Hanania argues that it’s not simply that the millennials and Gen Z are more liberal, or that the Democrats are the professional-class party and so liberalism dominates the professional spheres. These tilts are real, but there are still enough conservative-leaning consumers, enough young and wealthy and well-educated Republicans, to create incentives for institutions to be apolitical or politically neutral.
The key difference, he argues, isn’t sheer numbers but engagement, intensity and zeal. Liberals lately seem to just care a lot more about politics: They donate more, they protest more, they agitate more, in ways that change the incentives for public-facing institutions. Some of these gaps are longstanding, but others have opened only recently, with 2016 as the crucial turning point. That was the year when “the mobilization gap exploded,” creating irresistible pressure “from both within and outside corporations for them to take a stand on almost all hot button issues.”

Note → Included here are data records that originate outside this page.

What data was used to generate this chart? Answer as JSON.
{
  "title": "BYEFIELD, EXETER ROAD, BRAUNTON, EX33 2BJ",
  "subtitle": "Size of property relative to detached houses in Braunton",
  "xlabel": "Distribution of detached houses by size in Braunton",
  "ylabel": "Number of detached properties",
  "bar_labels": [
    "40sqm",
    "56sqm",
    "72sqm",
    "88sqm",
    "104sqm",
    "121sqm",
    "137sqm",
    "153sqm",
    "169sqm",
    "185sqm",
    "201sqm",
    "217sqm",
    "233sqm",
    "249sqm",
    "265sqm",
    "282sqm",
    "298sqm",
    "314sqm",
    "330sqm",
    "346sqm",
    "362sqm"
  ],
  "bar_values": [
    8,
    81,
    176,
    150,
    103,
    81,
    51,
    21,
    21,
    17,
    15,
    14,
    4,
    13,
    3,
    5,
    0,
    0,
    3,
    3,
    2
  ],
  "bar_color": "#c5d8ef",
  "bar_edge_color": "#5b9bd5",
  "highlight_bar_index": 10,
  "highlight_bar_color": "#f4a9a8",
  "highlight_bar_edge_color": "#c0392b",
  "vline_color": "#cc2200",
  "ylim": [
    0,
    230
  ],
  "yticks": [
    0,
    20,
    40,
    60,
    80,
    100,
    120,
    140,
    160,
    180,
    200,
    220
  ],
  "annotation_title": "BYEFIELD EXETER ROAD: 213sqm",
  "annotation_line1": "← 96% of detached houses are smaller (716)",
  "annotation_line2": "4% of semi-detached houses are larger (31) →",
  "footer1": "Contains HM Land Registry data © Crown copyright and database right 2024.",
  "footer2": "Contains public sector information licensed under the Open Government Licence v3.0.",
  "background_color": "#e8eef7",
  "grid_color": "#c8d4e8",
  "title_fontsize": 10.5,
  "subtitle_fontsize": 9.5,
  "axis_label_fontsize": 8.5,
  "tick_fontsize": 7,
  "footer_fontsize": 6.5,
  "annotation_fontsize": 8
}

Why 2016? Well, probably because of Donald Trump: In Hanania’s data, his nomination and election looks like the great accelerant, with anti-Trump backlash driving liberal hyper-investment in politics to new heights, enabling progressives to achieve “true mass mobilization in a way conservatives never have in the modern era.” That mobilization has consolidated progressive norms in almost every institution susceptible to pressure from activists (or activist-employees), and it’s pulled the entire American establishment leftward, so that conservatives are suddenly at war with Major League Baseball and Coca-Cola instead of just Harvard and the Ford Foundation, and the custodians of the national security state are eager to prove their enlightenment by speaking in the argot of the academic left.
To some extent this is an obvious point to anyone who watched the Trump era unfold, but, as a Trump-skeptical conservative, I like the sharpened emphasis in Hanania’s analysis because it seems to vindicate a point I made myself: that the many conservatives who hoped to find in Trump a bulwark against progressivism were fundamentally deceived.